Only about 20 percent of Seely's clientele are self-referrals. Most are court-ordered, but Seely's job is to get her clients to understand what sobriety is and develop coping strategies other than substances.
"About 70 percent of my clients are able to look at what's going wrong and try and fix it," Seely said.
She said the greatest compliment is when a client voluntarily continues to visit her past their court order.

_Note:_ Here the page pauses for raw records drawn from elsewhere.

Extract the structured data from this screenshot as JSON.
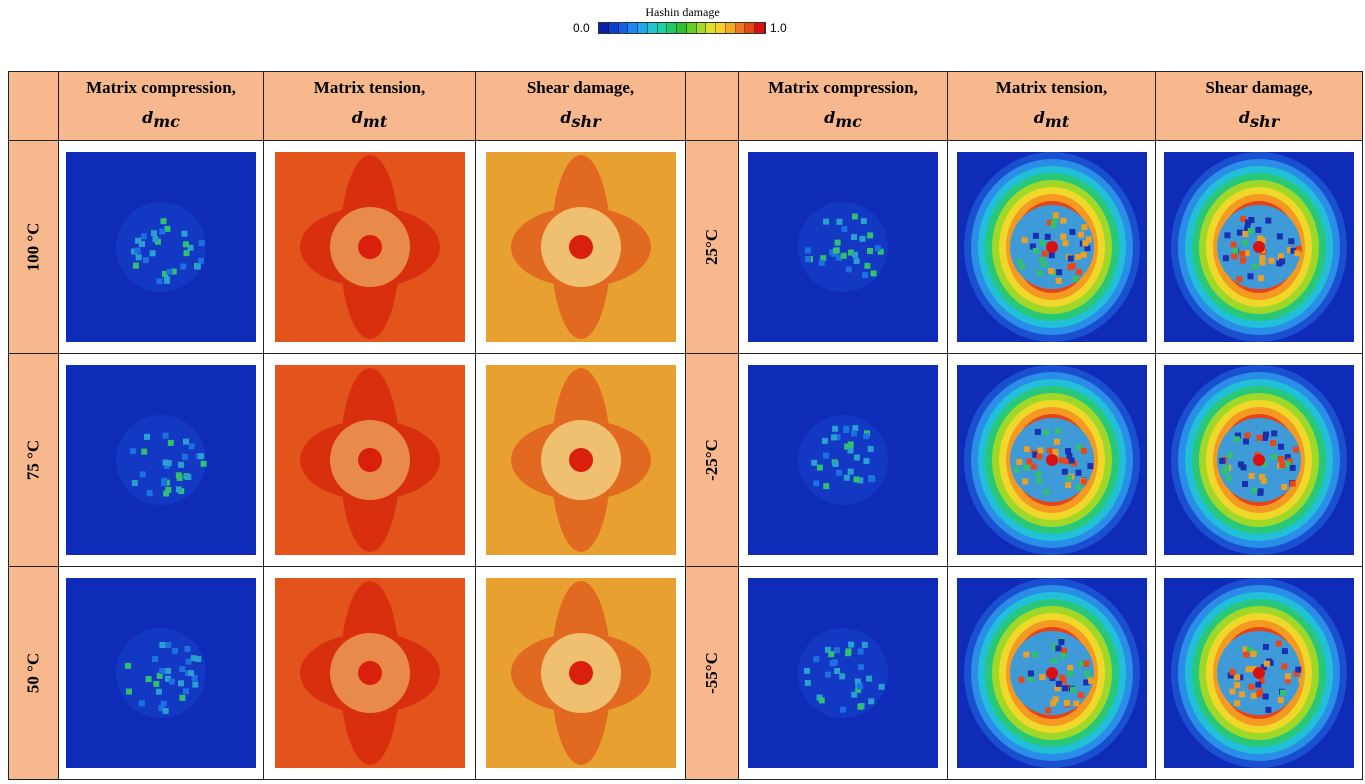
{
  "legend": {
    "title": "Hashin damage",
    "min_label": "0.0",
    "max_label": "1.0"
  },
  "table": {
    "headers": [
      {
        "label": "Matrix compression,",
        "symbol": "d",
        "subscript": "mc"
      },
      {
        "label": "Matrix tension,",
        "symbol": "d",
        "subscript": "mt"
      },
      {
        "label": "Shear damage,",
        "symbol": "d",
        "subscript": "shr"
      },
      {
        "label": "Matrix compression,",
        "symbol": "d",
        "subscript": "mc"
      },
      {
        "label": "Matrix tension,",
        "symbol": "d",
        "subscript": "mt"
      },
      {
        "label": "Shear damage,",
        "symbol": "d",
        "subscript": "shr"
      }
    ],
    "rows": [
      {
        "left_label": "100 °C",
        "right_label": "25°C"
      },
      {
        "left_label": "75 °C",
        "right_label": "-25°C"
      },
      {
        "left_label": "50 °C",
        "right_label": "-55°C"
      }
    ]
  }
}
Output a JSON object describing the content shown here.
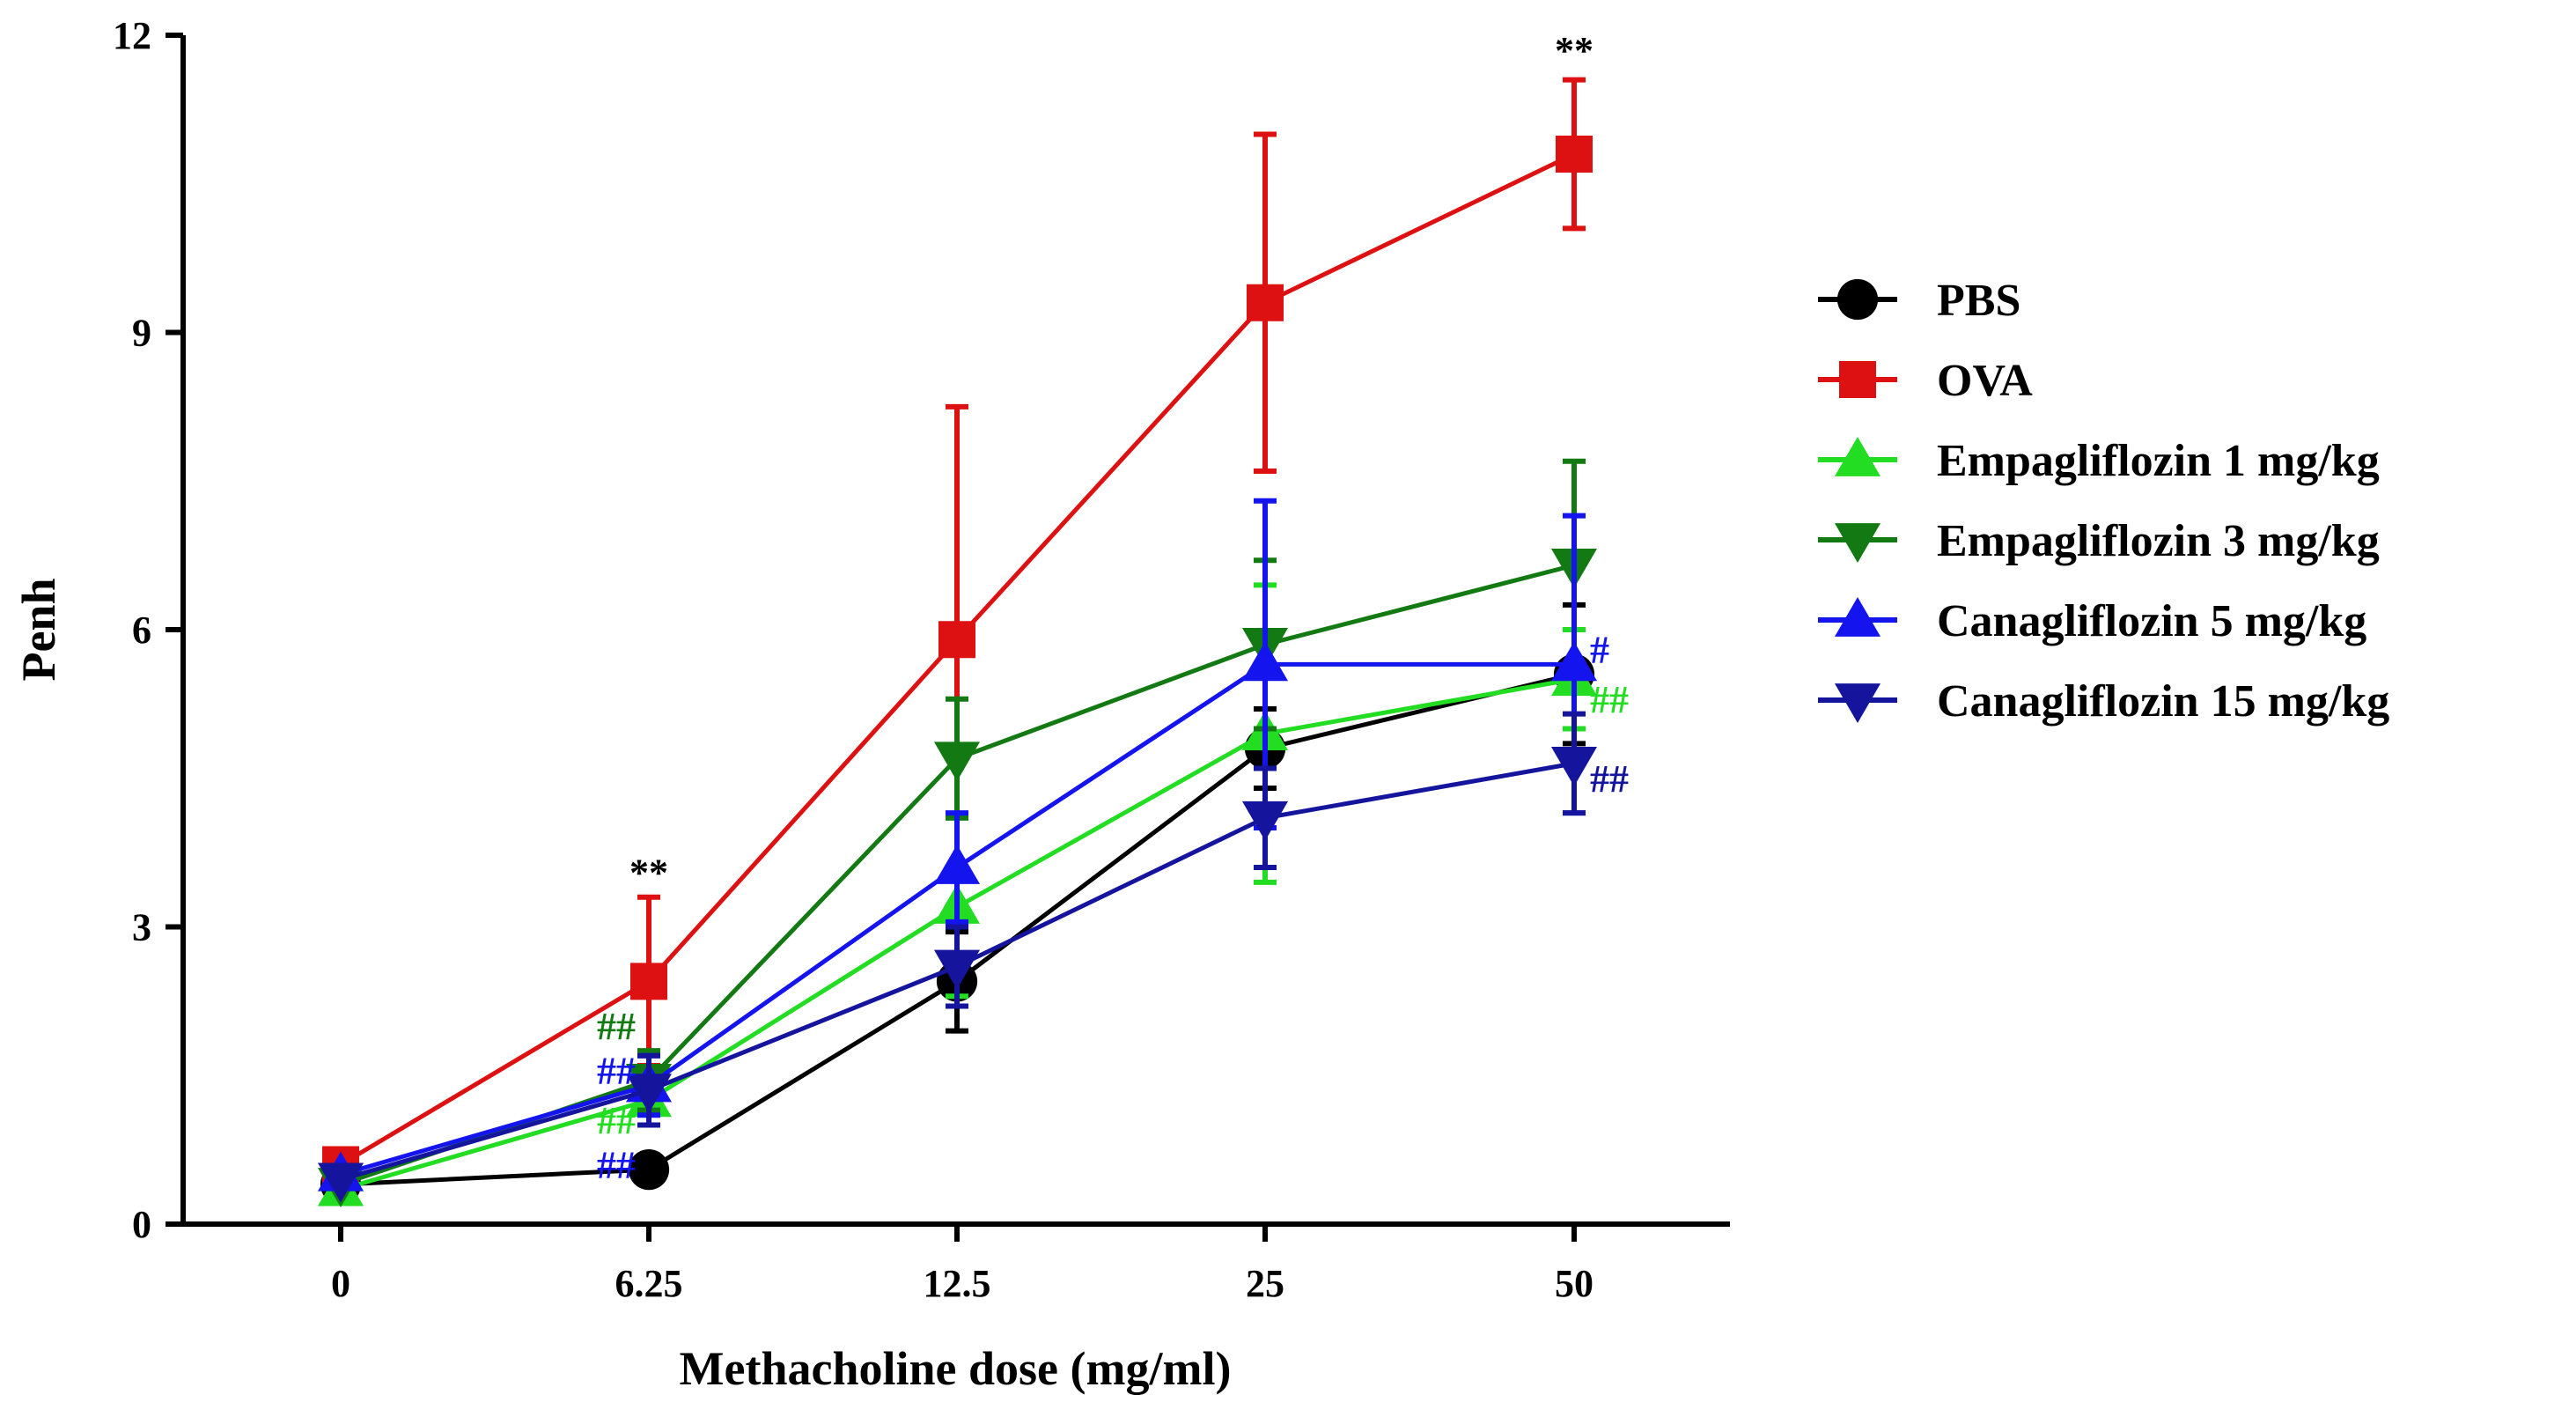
{
  "chart_data": {
    "type": "line",
    "title": "",
    "xlabel": "Methacholine dose (mg/ml)",
    "ylabel": "Penh",
    "categories": [
      "0",
      "6.25",
      "12.5",
      "25",
      "50"
    ],
    "ylim": [
      0,
      12
    ],
    "yticks": [
      "0",
      "3",
      "6",
      "9",
      "12"
    ],
    "legend_position": "right",
    "series": [
      {
        "name": "PBS",
        "color": "#000000",
        "marker": "circle",
        "values": [
          0.4,
          0.55,
          2.45,
          4.8,
          5.55
        ],
        "error": [
          0.05,
          0.05,
          0.5,
          0.4,
          0.7
        ]
      },
      {
        "name": "OVA",
        "color": "#dd1111",
        "marker": "square",
        "values": [
          0.6,
          2.45,
          5.9,
          9.3,
          10.8
        ],
        "error": [
          0.05,
          0.85,
          2.35,
          1.7,
          0.75
        ]
      },
      {
        "name": "Empagliflozin 1 mg/kg",
        "color": "#22dd22",
        "marker": "triangle-up",
        "values": [
          0.35,
          1.25,
          3.2,
          4.95,
          5.5
        ],
        "error": [
          0.05,
          0.25,
          0.9,
          1.5,
          0.5
        ]
      },
      {
        "name": "Empagliflozin 3 mg/kg",
        "color": "#137a13",
        "marker": "triangle-down",
        "values": [
          0.4,
          1.45,
          4.7,
          5.85,
          6.65
        ],
        "error": [
          0.05,
          0.3,
          0.6,
          0.85,
          1.05
        ]
      },
      {
        "name": "Canagliflozin 5 mg/kg",
        "color": "#1414ee",
        "marker": "triangle-up",
        "values": [
          0.5,
          1.4,
          3.6,
          5.65,
          5.65
        ],
        "error": [
          0.05,
          0.3,
          0.55,
          1.65,
          1.5
        ]
      },
      {
        "name": "Canagliflozin 15 mg/kg",
        "color": "#14149c",
        "marker": "triangle-down",
        "values": [
          0.45,
          1.35,
          2.6,
          4.1,
          4.65
        ],
        "error": [
          0.05,
          0.35,
          0.4,
          0.5,
          0.5
        ]
      }
    ],
    "annotations": [
      {
        "text": "**",
        "color": "#000000",
        "x_index": 1,
        "y": 3.55
      },
      {
        "text": "**",
        "color": "#000000",
        "x_index": 4,
        "y": 11.85
      },
      {
        "text": "##",
        "color": "#137a13",
        "x_index": 1,
        "y": 2.0
      },
      {
        "text": "##",
        "color": "#1414ee",
        "x_index": 1,
        "y": 1.55
      },
      {
        "text": "##",
        "color": "#22dd22",
        "x_index": 1,
        "y": 1.05
      },
      {
        "text": "##",
        "color": "#1414ee",
        "x_index": 1,
        "y": 0.6
      },
      {
        "text": "#",
        "color": "#1414ee",
        "x_index": 4,
        "y": 5.8
      },
      {
        "text": "##",
        "color": "#22dd22",
        "x_index": 4,
        "y": 5.3
      },
      {
        "text": "##",
        "color": "#14149c",
        "x_index": 4,
        "y": 4.5
      }
    ]
  }
}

Heather Helman, Substance Abuse Prevention Coordinator for the Hillsdale County Substance Abuse Prevention Coalition said her organization attempts to prevent children, like 13-year-old Kyle Cole, from getting started with substances in the first place.
"We try and make sure all the needed players are contributing to make an effective program," Helman said. "And we also make sure there are measurable outcomes to the programs and that the community will be able to sustain them, even if we were to leave."
Capt. Braxmaier said he understands the challenge facing prevention, law enforcement and counseling agencies is never-ending, but his men are becoming better equipped and more informed on how to combat drug issues with each year.
"We're doing what we can to curb the drug problem in our community," Braxmaier said. "These problems upset us and we feel it's our responsibility to protect this city."